Penyakit kebisingan ini biasanya menyerang pasien berusia 42 tahun ke atas, meski kadang-kadang juga menyerang anak muda. Sekitar 30% dari semua pasien tinnitus disebabkan trauma kebisingan, yaitu akibat kebiasaan mendengarkan musik dengan volume keras dalam jangka waktu lama secara terus-menerus, atau akibat bunyi ledakan. Tekanan suara itu mampu merusak 20.000 sampai 50.000 rambut-rambut saraf di dalam telinga. Padahal, rambut tersebut berfungsi mentransfer gelombang suara ke saraf perangsang elektrik dan membuat telinga bisa mendengar secara gamblang. Di samping itu, penyebab tinnitus bisa pula akibat kecelakaan atau pembuluh darah di otak rewel karena beban stres berat.
Gangguan pendengaran yang dialami pasien tinnitus otomatis membuat kemampuan pasien mendengar bunyi lain menjadi terbatas, walaupun tidak sampai membuat pasien tuli. Tetapi ada juga pasien stadium lanjut yang akhirnya hanya mampu menangkap suara denging. Penyakit yang semula tidak ada harapan untuk disembuhkan itu semenjak awal 1990 mulai terkuak rahasianya. Hingga kini di Jerman lebih dari 1.300 penderita tinnitus mampu kembali mendengar secara baik. Prestasi itu diraih Klinik Spesialis Tinnitus di Arolsen, yang mengklaim bisa mengembalikan pendengaran pasien secara normal setelah melewati terapi selama enam sampai delapan minggu.

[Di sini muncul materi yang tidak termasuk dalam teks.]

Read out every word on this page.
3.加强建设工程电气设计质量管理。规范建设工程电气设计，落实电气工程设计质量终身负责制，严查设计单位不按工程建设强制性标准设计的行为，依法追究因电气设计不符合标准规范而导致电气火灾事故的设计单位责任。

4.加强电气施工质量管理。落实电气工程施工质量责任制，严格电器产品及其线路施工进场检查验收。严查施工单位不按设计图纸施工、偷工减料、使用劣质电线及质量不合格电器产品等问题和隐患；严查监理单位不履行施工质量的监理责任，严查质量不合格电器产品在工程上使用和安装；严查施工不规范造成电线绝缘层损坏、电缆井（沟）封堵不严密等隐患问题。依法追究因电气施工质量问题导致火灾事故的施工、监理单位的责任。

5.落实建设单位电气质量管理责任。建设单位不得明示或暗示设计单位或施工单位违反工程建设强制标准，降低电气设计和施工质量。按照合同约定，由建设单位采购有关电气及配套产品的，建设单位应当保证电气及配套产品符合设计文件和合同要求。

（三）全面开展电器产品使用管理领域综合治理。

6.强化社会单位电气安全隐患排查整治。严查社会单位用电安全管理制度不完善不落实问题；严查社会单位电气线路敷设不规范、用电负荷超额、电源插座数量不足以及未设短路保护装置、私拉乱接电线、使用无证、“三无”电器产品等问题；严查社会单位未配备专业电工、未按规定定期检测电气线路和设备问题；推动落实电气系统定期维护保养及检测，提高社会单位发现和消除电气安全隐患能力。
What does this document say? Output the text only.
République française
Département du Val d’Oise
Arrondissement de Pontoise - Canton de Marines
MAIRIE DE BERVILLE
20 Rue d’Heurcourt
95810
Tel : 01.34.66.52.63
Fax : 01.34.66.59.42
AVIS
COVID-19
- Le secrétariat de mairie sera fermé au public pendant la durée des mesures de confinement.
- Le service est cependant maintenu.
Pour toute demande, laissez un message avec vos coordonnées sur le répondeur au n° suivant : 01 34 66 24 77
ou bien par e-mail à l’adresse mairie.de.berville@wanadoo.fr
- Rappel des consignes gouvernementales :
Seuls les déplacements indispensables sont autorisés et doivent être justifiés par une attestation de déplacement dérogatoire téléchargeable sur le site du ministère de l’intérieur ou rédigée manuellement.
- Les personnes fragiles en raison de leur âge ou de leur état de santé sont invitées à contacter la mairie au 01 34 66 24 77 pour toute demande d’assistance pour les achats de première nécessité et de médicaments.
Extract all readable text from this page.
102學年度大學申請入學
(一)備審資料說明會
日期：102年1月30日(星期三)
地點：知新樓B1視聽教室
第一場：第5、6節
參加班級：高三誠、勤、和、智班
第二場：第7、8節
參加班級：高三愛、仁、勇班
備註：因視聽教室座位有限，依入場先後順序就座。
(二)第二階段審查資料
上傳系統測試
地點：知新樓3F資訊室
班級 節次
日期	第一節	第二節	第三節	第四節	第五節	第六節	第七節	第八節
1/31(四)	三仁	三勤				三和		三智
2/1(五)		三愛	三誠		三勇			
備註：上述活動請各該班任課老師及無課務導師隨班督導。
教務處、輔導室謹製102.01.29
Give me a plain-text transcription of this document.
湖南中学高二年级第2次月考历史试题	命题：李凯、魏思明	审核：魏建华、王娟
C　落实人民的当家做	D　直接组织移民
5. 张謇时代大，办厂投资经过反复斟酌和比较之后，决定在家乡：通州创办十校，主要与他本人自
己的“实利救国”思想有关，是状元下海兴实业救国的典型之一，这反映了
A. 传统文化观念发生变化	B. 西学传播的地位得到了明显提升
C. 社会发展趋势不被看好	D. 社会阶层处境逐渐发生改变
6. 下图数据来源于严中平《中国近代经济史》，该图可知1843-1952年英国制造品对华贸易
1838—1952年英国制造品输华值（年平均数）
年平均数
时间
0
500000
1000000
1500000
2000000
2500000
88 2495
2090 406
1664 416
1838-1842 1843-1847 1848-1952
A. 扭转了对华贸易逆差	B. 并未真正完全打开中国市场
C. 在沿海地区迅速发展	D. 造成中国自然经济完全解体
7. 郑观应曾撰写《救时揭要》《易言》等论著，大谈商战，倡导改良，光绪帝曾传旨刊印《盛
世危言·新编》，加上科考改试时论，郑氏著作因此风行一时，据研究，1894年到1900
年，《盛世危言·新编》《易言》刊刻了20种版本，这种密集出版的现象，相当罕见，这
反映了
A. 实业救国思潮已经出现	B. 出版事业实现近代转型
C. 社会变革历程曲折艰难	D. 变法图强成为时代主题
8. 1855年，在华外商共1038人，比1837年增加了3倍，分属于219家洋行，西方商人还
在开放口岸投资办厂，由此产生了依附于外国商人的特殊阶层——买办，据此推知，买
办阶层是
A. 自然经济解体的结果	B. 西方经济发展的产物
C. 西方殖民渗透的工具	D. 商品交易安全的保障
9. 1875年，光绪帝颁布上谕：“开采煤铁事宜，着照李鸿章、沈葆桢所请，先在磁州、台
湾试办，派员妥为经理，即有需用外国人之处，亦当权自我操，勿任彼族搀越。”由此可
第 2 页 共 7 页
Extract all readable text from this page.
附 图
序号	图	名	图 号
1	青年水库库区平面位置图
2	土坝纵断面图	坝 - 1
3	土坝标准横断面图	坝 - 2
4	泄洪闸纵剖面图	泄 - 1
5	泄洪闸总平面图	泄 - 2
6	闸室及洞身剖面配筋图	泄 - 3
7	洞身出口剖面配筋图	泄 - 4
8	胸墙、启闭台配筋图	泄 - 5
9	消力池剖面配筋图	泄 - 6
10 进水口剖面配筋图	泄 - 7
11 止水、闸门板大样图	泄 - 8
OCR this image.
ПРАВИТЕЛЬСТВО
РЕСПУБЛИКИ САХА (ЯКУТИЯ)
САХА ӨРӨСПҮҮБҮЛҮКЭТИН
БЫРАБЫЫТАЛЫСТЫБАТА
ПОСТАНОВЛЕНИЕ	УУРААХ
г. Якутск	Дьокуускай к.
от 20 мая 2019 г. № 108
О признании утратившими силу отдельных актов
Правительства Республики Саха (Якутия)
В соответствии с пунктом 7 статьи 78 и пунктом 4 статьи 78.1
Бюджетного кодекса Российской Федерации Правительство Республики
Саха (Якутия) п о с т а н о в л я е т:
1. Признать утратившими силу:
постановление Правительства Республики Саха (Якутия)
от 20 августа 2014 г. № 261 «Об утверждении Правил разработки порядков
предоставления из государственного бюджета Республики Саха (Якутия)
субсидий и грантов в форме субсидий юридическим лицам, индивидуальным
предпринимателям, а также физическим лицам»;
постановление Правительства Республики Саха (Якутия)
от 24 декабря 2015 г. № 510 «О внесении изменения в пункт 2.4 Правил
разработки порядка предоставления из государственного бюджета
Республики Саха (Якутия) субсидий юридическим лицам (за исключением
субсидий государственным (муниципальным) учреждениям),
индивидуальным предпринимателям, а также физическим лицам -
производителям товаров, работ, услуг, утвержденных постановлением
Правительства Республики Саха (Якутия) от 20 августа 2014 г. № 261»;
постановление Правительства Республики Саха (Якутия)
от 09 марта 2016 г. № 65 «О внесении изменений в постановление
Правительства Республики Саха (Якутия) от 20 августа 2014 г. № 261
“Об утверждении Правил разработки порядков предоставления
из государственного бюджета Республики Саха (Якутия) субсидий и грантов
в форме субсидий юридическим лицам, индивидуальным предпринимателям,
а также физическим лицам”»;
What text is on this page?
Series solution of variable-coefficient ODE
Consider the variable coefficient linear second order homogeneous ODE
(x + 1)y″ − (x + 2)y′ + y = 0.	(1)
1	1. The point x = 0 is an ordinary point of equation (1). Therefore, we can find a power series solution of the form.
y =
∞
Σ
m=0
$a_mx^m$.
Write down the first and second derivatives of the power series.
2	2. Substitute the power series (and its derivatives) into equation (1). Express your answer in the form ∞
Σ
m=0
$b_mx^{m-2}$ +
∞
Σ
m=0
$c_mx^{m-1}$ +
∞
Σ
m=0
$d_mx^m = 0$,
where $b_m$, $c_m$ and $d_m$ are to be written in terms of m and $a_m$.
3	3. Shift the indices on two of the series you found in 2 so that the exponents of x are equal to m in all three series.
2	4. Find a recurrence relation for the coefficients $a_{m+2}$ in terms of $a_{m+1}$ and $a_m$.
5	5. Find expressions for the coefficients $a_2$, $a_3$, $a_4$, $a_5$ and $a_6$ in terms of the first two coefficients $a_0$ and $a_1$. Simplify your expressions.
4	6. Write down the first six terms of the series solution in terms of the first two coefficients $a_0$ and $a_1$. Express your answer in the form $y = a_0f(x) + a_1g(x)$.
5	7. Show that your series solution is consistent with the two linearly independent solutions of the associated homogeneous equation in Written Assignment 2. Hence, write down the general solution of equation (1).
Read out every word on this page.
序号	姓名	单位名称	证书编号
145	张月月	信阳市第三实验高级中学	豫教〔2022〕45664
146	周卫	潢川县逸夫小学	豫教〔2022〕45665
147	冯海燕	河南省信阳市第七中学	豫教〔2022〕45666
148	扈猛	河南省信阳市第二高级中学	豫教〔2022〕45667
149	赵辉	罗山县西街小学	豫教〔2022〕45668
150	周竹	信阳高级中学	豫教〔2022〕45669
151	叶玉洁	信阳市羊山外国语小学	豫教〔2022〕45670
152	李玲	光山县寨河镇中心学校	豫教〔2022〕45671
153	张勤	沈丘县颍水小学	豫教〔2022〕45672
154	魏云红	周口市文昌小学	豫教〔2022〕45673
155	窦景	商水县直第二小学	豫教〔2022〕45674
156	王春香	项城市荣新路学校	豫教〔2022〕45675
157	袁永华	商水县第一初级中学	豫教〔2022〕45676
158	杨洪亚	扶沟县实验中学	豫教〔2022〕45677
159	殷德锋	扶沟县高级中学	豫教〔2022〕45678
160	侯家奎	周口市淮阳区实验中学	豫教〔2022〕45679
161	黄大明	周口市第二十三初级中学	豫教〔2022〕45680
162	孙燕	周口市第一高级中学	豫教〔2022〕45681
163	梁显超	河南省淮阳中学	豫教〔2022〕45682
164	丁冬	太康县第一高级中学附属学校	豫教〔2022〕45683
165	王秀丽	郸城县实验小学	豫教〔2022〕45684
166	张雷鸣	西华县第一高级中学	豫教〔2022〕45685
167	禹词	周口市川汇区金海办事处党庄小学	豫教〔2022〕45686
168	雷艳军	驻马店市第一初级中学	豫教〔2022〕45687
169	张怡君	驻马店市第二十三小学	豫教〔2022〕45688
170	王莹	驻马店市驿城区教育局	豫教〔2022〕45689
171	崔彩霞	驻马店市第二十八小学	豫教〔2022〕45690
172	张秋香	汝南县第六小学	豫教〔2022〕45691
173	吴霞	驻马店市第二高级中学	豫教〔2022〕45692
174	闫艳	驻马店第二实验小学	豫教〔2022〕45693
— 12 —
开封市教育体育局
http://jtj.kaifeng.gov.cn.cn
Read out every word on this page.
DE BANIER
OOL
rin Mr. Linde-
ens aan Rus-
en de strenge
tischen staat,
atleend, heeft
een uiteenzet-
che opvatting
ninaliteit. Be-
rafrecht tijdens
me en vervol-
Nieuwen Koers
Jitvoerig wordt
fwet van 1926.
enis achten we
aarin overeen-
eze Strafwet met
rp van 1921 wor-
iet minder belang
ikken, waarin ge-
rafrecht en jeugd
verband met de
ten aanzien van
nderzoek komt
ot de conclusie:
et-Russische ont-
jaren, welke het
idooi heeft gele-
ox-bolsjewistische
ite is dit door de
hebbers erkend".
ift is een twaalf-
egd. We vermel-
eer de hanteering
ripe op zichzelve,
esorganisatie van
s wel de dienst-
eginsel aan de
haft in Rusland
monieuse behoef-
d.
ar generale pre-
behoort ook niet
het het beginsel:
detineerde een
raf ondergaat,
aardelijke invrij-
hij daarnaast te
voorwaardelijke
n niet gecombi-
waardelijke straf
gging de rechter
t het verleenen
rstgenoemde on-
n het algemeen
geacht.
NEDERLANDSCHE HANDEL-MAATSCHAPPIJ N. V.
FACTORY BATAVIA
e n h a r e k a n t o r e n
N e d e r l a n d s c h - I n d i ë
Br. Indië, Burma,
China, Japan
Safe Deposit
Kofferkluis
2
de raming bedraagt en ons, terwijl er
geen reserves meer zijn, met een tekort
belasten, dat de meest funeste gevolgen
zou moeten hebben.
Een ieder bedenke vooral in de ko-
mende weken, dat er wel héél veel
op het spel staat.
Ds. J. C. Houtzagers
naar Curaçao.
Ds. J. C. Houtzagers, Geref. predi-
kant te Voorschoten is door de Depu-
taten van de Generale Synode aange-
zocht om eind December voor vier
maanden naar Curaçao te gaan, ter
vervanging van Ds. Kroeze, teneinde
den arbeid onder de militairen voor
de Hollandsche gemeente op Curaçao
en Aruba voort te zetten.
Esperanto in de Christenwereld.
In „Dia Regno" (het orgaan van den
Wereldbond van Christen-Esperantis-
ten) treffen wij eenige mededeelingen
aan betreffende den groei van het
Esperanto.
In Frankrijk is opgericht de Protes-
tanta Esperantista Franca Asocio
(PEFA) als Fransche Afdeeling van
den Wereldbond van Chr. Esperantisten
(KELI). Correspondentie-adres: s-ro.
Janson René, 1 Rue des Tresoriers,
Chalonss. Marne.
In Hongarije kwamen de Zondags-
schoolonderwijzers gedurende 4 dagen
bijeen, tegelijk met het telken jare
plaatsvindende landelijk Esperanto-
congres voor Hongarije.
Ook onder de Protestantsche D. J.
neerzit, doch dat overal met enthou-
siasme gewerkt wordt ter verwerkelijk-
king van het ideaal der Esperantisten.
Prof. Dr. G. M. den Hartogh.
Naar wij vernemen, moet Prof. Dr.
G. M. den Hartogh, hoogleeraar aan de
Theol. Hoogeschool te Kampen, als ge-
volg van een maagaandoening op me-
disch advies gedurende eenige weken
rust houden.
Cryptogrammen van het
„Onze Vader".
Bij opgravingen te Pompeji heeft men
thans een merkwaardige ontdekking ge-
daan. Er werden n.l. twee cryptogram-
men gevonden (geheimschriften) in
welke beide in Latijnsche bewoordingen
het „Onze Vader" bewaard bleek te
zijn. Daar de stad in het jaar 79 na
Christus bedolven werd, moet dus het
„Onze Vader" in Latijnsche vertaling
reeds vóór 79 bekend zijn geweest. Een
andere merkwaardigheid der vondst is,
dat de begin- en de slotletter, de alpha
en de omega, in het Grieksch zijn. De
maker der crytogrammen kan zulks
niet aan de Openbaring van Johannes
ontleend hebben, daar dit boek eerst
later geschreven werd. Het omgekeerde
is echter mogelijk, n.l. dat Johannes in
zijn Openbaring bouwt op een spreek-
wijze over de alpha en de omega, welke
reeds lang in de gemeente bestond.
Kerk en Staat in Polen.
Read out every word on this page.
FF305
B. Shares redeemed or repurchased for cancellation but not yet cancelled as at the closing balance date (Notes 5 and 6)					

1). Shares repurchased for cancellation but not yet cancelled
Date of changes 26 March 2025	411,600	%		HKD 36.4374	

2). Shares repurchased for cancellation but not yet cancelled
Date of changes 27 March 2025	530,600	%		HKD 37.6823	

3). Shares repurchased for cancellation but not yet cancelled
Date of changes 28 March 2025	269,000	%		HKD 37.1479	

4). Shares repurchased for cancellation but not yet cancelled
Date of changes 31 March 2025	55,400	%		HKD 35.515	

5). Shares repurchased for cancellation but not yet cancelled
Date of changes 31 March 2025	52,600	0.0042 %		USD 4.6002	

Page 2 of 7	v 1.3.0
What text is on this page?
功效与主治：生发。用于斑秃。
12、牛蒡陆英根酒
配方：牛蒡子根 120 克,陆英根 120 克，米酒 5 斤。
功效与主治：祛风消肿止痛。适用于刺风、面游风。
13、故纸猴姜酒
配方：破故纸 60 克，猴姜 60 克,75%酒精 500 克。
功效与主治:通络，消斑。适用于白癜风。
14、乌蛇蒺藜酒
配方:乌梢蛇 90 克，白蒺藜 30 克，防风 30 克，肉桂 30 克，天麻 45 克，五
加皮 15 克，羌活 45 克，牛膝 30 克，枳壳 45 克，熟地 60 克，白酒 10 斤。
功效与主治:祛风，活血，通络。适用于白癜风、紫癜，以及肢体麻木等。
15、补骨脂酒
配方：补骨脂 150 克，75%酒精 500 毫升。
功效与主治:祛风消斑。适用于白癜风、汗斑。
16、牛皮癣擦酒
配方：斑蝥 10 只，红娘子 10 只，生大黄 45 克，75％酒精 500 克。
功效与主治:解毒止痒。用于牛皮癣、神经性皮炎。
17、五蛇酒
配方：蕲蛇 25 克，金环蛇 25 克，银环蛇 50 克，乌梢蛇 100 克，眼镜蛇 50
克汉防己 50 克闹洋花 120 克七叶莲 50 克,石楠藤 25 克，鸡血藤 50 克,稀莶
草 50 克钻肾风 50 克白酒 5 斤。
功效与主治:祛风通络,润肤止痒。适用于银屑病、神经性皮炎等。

Terapi yang digunakan ada beberapa langkah. Tahap pertama dengan pemberian obat untuk meningkatan aliran darah. Selain itu di Klinik Arolsen, pasien juga mendapat perawatan masuk ke dalam kabin berisi oksigen murni yang bertekanan tinggi. Terapi ini dilakukan selama 90 menit per hari dalam jangka waktu 15 hari berturut-turut. "Sekitar 70% merasa lebih baik dari sebelumnya," kata dokter Gerhard Hesse, pendiri Klinik Arolsen, kepada Gatra.
Di samping itu secara berkala pasien juga diajak berjalan-jalan di taman yang tenang dengan mata ditutup sehelai sapu tangan. Pasien lalu melatih dirinya untuk mampu memilah-milah suara yang didengarnya, seperti mengabaikan bunyi bising akibat penyakit tinnitus, dan mendengarkan nyanyian burung di taman. Melalui pelatihan ini, kemampuan observasi pasien pun menjadi lebih baik. "Selain itu kami juga memberikan berbagai jenis latihan fisik, antara lain The Chinese Shadow Boxing Gymnastic," kata Hesse, yang sudah 10 tahun menangani penderita tinnitus.
Anita Berger adalah salah seorang pasien yang mendapat perawatan di Arolsen. Kini dia mampu mengabaikan bunyi bising di telinganya, setidaknya selama dua jam dalam sehari. "Saya sudah kehilangan rasa takut terhadap penyakit ini," kata Anita. Meski demikian, dia masih perlu bantuan alat pendengar bernama Tinicool. Alat tersebut mampu mentransfer suara ke frekuensi yang tinggi guna mengimbangi bunyi-bunyi bising yang berdenging di telinga. "Alat itu bekerja baik, bunyi bising di telinga saya kini melemah," kata Anita.
Hasil terapi penderita tinnitus yang dilakukan di Jerman, menurut dokter Hadi Koesnan, cukup menggembirakan. Selama ini menurut ahli telinga, hidung, dan tenggorok (THT) Rumah Sakit Gatot Subroto, Jakarta itu, penyakit telinga berdenging tersebut belum ada obatnya. Apalagi jumlah penderitanya di Indonesia juga cukup banyak. "Yang kami lakukan sekarang adalah dengan memberikan obat-obat untuk memperbaiki saluran darah di otak," katanya.
Hesse berharap, terapi baru yang mengawinkan teknologi canggih dengan pelatihan pskologis pasien ini akan memberikan hasil maksimal di masa mendatang. Telinga manusia yang sederhana, katanya, pada dasarnya tidak mampu mengatasi kebisingan yang ada sekarang. Bunyi konstan yang didengar manusia hari per hari telah bertambah dalam jangka waktu 100 tahun ini. Lebih dari 1.000 tahun lalu, untuk menangkap informasi, seseorang hanya perlu menyaring bunyi dari dunia luar sebanyak 10 sumber suara. "Sekarang orang yang harus menyaring satu bunyi dari 1.000 bunyi yang ada, untuk mendapatkan informasi yang benar, kata Hesse dengan nada prihatin.